Ao longe, ouvia-se já o repicar o sino da Igreja que, de hora a hora, indicava a toda a aldeia o tempo que lentamente passava.
Na casinha, vivia uma família constituída por sete pessoas: os pais, quatro lindas filhas e a avó, a matriarca, de nome Francisca, senhora de meia idade, que perdera a visão havia anos duma forma estranha, sem qualquer motivo aparente.
Naqueles invernos frios e chuvosos, as crianças ficavam em casa, impedidas de poderem brincar no quintal. Fazia frio e os progenitores tinham receio que viessem adoecer. Se isso acontecesse, seria um problema, os tempos eram difíceis e as dificuldades eram imensas.
Maria, então com cinco anos, olhava a destreza da avó, a sair do quarto e dirigir-se ligeiramente para a cozinha, como se fosse ainda jovem e cheia de genica.
Ali, numa rotina diária, perto do meio dia, ia para junto da lareira e ali se sentava num tosco banquinho de madeira, para se aquecer e preparar a sua parca merenda de todos os dias. Levava a mão ao bolso da sua escura saia rodada, tirava um punhado de batatas, novas e pequenas, e colocava-as sobre as brasas.
- Abençoadas – pensava – são elas que vão dando algum alento à nossa vida.

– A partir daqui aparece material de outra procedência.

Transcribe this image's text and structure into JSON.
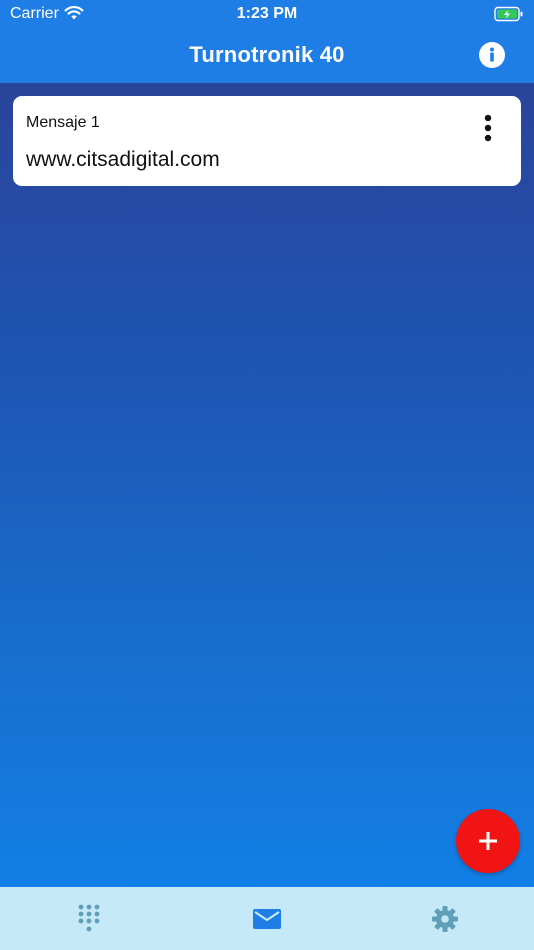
{
  "status_bar": {
    "carrier": "Carrier",
    "time": "1:23 PM",
    "battery_color": "#34c759"
  },
  "app_bar": {
    "title": "Turnotronik 40",
    "info_icon": "info-icon",
    "background": "#1f7ee6"
  },
  "messages": [
    {
      "title": "Mensaje 1",
      "text": "www.citsadigital.com",
      "menu_icon": "more-vertical-icon"
    }
  ],
  "fab": {
    "icon": "plus-icon",
    "color": "#f01414"
  },
  "tab_bar": {
    "tabs": [
      {
        "name": "dialpad",
        "icon": "dialpad-icon",
        "selected": false
      },
      {
        "name": "messages",
        "icon": "mail-icon",
        "selected": true
      },
      {
        "name": "settings",
        "icon": "gear-icon",
        "selected": false
      }
    ],
    "active_color": "#1f7ee6",
    "inactive_color": "#5f9fb8"
  }
}
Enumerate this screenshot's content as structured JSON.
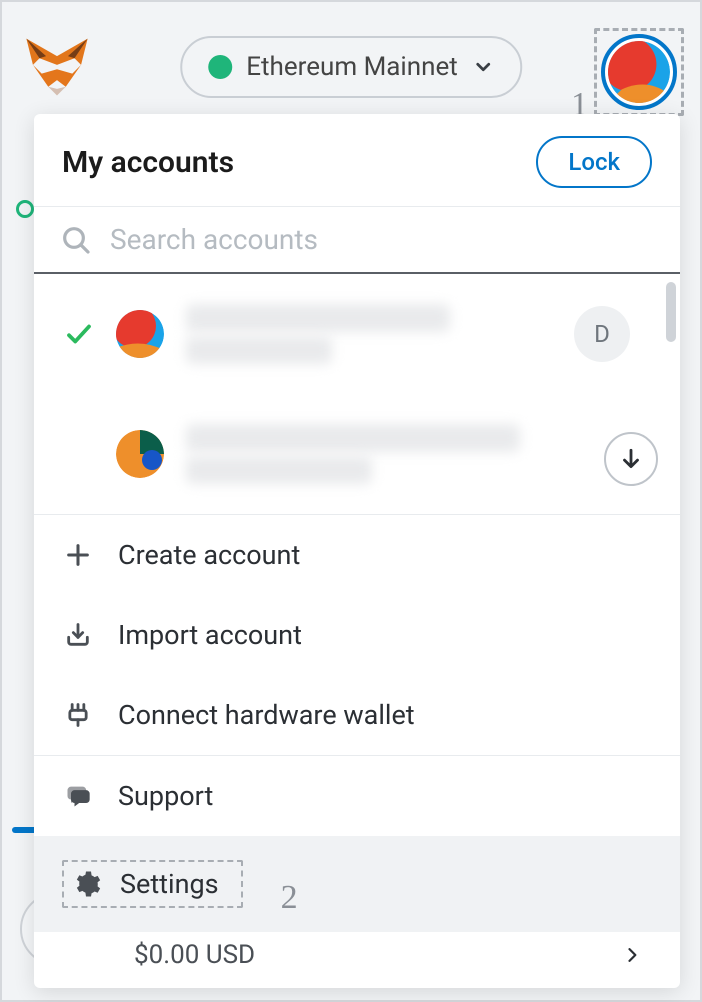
{
  "header": {
    "network_name": "Ethereum Mainnet",
    "network_dot_color": "#1fb57a"
  },
  "panel": {
    "title": "My accounts",
    "lock_label": "Lock",
    "search_placeholder": "Search accounts"
  },
  "accounts": [
    {
      "selected": true,
      "badge": "D"
    },
    {
      "selected": false,
      "badge": ""
    }
  ],
  "menu": {
    "create": "Create account",
    "import": "Import account",
    "hardware": "Connect hardware wallet",
    "support": "Support",
    "settings": "Settings"
  },
  "annotations": {
    "step1": "1",
    "step2": "2"
  },
  "background": {
    "balance": "$0.00 USD"
  }
}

Ali, junto do braseiro, ouvia o crepitar das brasas que ia atiçando com o abanador de palha já negro pelo calor, para que elas se mantivessem vivas. As batatas, em contacto com o calor, bem depressa se mostravam assadas, apetitosas, convidando a que ainda quentinhas fossem saboreadas. Então, retirava-os para o lado, dava-lhes um pequeno murro, e ei- -las, prontas a serem ingeridas. Descascava-as mesmo ali e ia-as comendo uma a uma.
Que belo pitéu! Maria era a sua companheira neste ritual, com quem partilhava aquilo que para si era uma saborosa iguaria.
A mente da menina não parava de se questionar. Como podia a avó, que era cega, fazer tudo aquilo tão descontraidamente? Saber onde encontrar as batatas, acender a lareira, assá-las, retirá-las do fogo… e como as descascava com destreza, até as olhava com cuidado, como se tivesse uma visão normal. Um dia, ganhou coragem e perguntou-lhe: - Como consegues fazer tudo isto, avó? - É a necessidade, Maria, a necessidade permite-nos ir onde às vezes não parece ser possível.
Cada amanhecer, Francisca cumpria esse ritual. Saía do minúsculo quarto em terra batida e atravessava a casa. Uma vez ou outra tateava com as mãos a velha parede caiada, com a cor já negra pelo tempo. Naquele dia, Maria, logo que a viu sair do quarto, correu em sua direção e perguntou:
- Queres ajuda, avó? Vem, eu levo-te à cozinha – disse, estendendo a mão.
A avó sorriu e respondeu com voz suave e doce: - Obrigada, querida netinha, já estou habituada! - Mas, avozinha, podes cair! Para ti é sempre noite, nem a candeia te vale, avó.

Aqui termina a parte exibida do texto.